O jornalismo sofreu modificações, tanto nos meios impressos quanto nos meios audiovisuais. Formas mais ágeis, como transmissão ao vivo e a apuração feita com velocidade, foram incorporadas ao telejornalismo. Com isso, os profissionais constantemente fazem reciclagem sobre os novos meios que podem ajudar no desenvolvimento do seu trabalho. O acesso às informações foi facilitado. Isso de certa forma ajuda o jornalista na distribuição da notícia que abrange uma porcentagem maior do público .
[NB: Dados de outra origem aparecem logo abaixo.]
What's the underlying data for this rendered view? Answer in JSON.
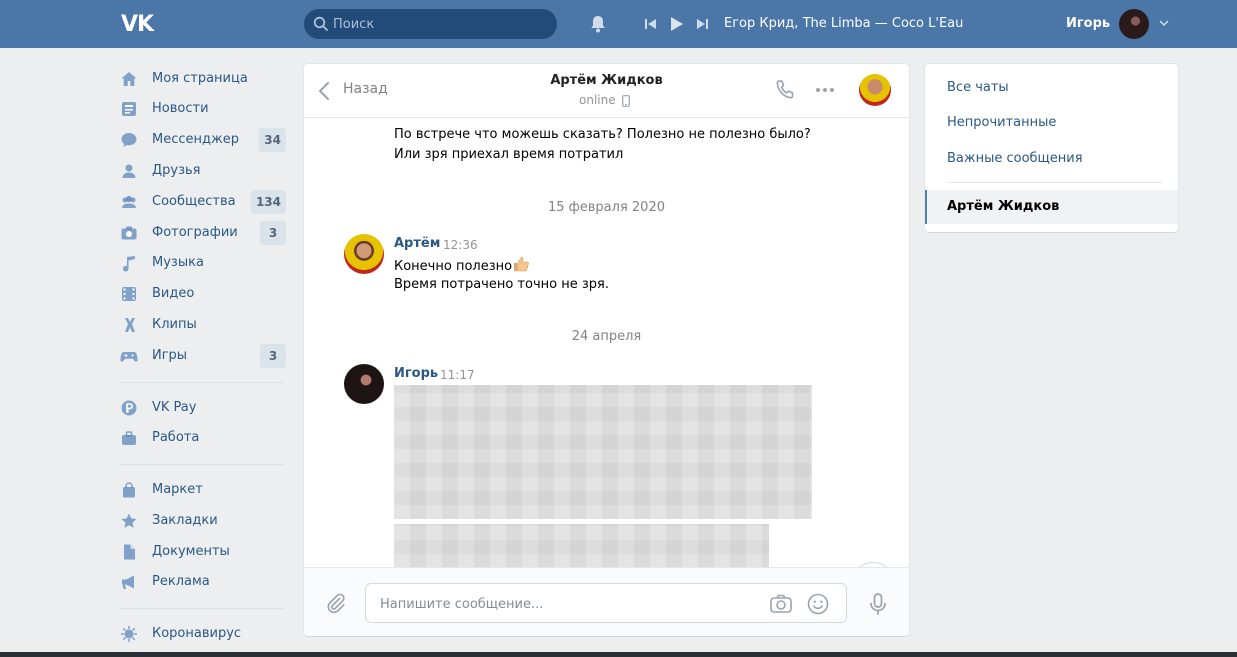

Com tanta facilidade, as pesquisas aumentaram, aparecendo, assim, jornalistas, digamos, “preguiçosos”, ou seja, aqueles que não precisam sair das redações para cobrir um acontecimento, ali mesmo de frente ao computador consegue de uma certa maneira fazer o seu serviço. Com tanta informação, o público pode começar a desconfiar das fontes e autores desses textos. Eles procuram textos com qualidade e credibilidade. Os estudantes de jornalismo, por sua vez, estudam para proporcionar isso ao leitor, telespectador, ouvintes e internautas.
Atualmente o profissional de jornalismo tem que ter o diferencial para sobreviver. Opções boas a serem seguidas são uma boa bagagem cultural, ser crítico, para comentar e interpretar as informações, ter domínio de ferramentas tecnológicas. Essas são algumas idéias que podem ajudar um jornalista a se destacar de outras pessoas “comuns” que distribuem informação.